Lawrence County Museum of History

Lawrence County Museum of History & Edward L. Hutton Research Library

Museum Corner July 2021

Square dancers Janet and Larry King’s photo can be found among the pictures in the square dance exhibit. Larry is a former museum president and vice president, who along with Janet, helped to create the outstanding museum facility that exists today.…

Square dancers Janet and Larry King’s photo can be found among the pictures in the square dance exhibit. Larry is a former museum president and vice president, who along with Janet, helped to create the outstanding museum facility that exists today. In 2018, they were awarded the Lifetime Achievement Award for their many decades of immeasurable dedication to the museum.

 

Allemande, Do Si Do, Promenade and Sashay

By Becky Buher

Dancers found fun, fellowship and recreation in the dance club represented in the current exhibit located in the museum’s gallery front window. It’s fun to see.

When the Stone City Squares club dissolved in 1986, the club was reorganized into the

Stone City Squares and Rounds. Meeting that year in August at Clara Lee Mohr’s home, the square dance graduates decided to create the new club and follow the organization of the old Stone City Squares club.

The club organized in a democratic fashion with a board of directors and officers elected to guide club activities, hire callers and promote square dancing for the fun, fellowship and recreation of all square dancers. The club had beginner lessons each fall and taught recruits the fun of modern western square dancing.

It was a not-for-profit organization with club by-laws filed with the State of Indiana.

The first president of the new club was Dave Williams, and he also became the club caller. The secret of square dancing is being able to follow the instructions of the caller.

In 1990, Williams spoke of square dancing’s popularity. “Western style square dancing is not a hoe down barn dance, not clogging. It is a dance anyone and everyone can do.”

In the words of dancer Clara Lee Mohr that same year, “It is fun and it’s good clean fun. There is no drinking or anything like that… We just have a barrel of fun.” Another dancer that year was Gale Moody who said, “It’s good exercise and you meet so many nice people. 

Dunn Memorial Hospital’s Wellness Center sponsored square dance lessons each fall as part of their physical fitness program, but one of the club’s biggest challenges was finding suitable locations for lessons and dances. In 1991, the community came through for the group and the Bedford North Lawrence School system and the First Presbyterian Church let them use their facilities.

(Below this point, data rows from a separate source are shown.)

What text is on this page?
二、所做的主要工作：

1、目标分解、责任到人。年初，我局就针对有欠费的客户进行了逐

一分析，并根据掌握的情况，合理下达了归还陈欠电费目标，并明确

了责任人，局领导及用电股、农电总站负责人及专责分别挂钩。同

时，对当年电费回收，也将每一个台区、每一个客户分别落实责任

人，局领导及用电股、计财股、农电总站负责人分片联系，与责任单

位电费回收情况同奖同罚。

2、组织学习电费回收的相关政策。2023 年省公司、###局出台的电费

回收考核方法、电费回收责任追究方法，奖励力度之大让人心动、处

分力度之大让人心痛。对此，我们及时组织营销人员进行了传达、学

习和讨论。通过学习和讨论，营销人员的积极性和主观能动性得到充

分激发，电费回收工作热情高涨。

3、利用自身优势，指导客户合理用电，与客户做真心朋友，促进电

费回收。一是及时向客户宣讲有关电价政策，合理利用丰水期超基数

The club soon became one of the top clubs in Southern Indiana and received numerous accolades and trophies. Graduation dances included dancers from area clubs. In 1992, dancers came to the celebration at Spring Mill Inn from clubs in Bloomington, Mitchell, Linton, Jasper, Nashville, Martinsville, Grayville and Brownstown with 110 square dancers at that event.

According to the ultimate authority, Wikipedia, “Square dances contain elements from numerous traditional dances and were first documented in 16th-century England, but they were also quite common in France and throughout Europe. Early square dances, particularly English country dances and French quadrilles, traveled to North America with the European settlers.”

A square dance is a dance for four couples (eight dancers in total) arranged in a square, with one couple on each side, facing the middle of the square.

In modern social round dancing, dancers move in a circular counter-clockwise pattern around the dance floor.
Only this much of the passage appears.